Someday I’m sure Jude will love brownies but for now he seems pretty content with oatmeal and pureed fruits and veggies.
Peanut Butter Cup Truffle Brownies
from Bake! by Nick Malgieri
1 cup (2 sticks) unsalted butter
10 oz bittersweet chocolate, finely chopped
2 cups packed light brown sugar
1 cup all-purpose flour
1/4 teaspoon salt
4 large eggs
2 teaspoons vanilla extract
2 cup mini peanut butter cups, coarsely chopped
Preheat oven to 350 F. Line a 13×9 baking pan with aluminum foil, leaving an overhang on opposite sides to lift the brownies out. Spray the foil with nonstick cooking spray.
Add the butter to a medium saucepan and set over medium heat. Melt the butter, and continue to heat until the butter sizzles. At that point, add the chocolate to the pan and gently shake the pan to submerge in the butter. Turn off the heat and set aside.

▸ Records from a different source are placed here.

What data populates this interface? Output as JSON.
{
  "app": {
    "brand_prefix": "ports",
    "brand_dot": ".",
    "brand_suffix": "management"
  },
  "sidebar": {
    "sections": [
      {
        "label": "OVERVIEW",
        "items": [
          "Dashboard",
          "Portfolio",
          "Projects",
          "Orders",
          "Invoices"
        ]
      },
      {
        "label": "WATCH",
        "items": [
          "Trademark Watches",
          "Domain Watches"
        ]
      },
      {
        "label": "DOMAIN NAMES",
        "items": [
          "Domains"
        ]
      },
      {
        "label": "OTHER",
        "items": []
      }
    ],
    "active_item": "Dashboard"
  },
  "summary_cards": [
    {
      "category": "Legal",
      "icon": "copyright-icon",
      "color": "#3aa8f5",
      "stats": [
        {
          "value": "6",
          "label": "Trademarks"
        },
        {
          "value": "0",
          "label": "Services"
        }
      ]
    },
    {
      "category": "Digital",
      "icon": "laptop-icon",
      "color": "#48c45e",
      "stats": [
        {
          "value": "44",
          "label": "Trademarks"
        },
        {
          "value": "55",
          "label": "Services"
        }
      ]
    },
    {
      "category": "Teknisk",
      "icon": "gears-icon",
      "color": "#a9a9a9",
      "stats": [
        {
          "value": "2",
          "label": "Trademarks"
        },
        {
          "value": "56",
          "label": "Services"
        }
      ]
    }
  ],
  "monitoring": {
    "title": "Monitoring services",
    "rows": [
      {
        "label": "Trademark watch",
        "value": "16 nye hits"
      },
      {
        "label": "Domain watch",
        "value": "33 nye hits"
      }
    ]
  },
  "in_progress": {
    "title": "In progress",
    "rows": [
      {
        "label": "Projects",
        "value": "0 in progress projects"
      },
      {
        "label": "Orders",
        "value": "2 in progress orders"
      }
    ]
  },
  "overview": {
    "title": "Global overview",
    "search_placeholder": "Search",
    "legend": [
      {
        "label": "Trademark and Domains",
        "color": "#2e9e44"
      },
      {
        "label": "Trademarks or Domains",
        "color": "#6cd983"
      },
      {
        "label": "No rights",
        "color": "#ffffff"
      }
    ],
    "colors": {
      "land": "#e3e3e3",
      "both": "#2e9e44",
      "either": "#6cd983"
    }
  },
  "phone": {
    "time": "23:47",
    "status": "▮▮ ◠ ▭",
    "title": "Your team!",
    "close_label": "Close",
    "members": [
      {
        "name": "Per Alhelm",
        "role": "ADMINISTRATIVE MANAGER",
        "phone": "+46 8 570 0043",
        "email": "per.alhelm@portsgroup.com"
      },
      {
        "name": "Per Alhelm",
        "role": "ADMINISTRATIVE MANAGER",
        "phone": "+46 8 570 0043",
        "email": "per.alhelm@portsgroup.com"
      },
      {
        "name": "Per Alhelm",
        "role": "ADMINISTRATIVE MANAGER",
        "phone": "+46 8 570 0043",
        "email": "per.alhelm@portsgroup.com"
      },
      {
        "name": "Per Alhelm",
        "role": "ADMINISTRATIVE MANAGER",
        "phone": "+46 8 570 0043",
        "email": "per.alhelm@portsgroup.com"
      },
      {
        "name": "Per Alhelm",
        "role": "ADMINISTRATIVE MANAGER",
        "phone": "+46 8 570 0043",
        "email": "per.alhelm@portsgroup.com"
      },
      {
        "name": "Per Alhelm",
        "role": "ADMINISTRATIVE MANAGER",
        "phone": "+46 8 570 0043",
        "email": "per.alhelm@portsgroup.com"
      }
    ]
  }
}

In the bowl of a stand mixer fitted with the paddle attachment, mix the brown sugar, flour and salt just until evenly combined. Add two of the eggs to the mixer and beat just until incorporated then scrape down the sides of the bowl and add the remaining two eggs, again beating just until incorporated. Mix in the vanilla.
Whisk the butter and chocolate mixture until smooth then add to the bowl of the stand mixer. Stir to incorporate with a rubber spatula. Fold in the chopped peanut butter cups.
Pour the batter into the prepared pan and spread in an even layer. Bake for about 30 minutes, or until a toothpick inserted in the center comes out with just a few moist crumbs attached. Transfer the pan to a wire rack and let the brownies cool completely in the pan. The brownies will be easiest to cut if you stick them in the fridge overnight.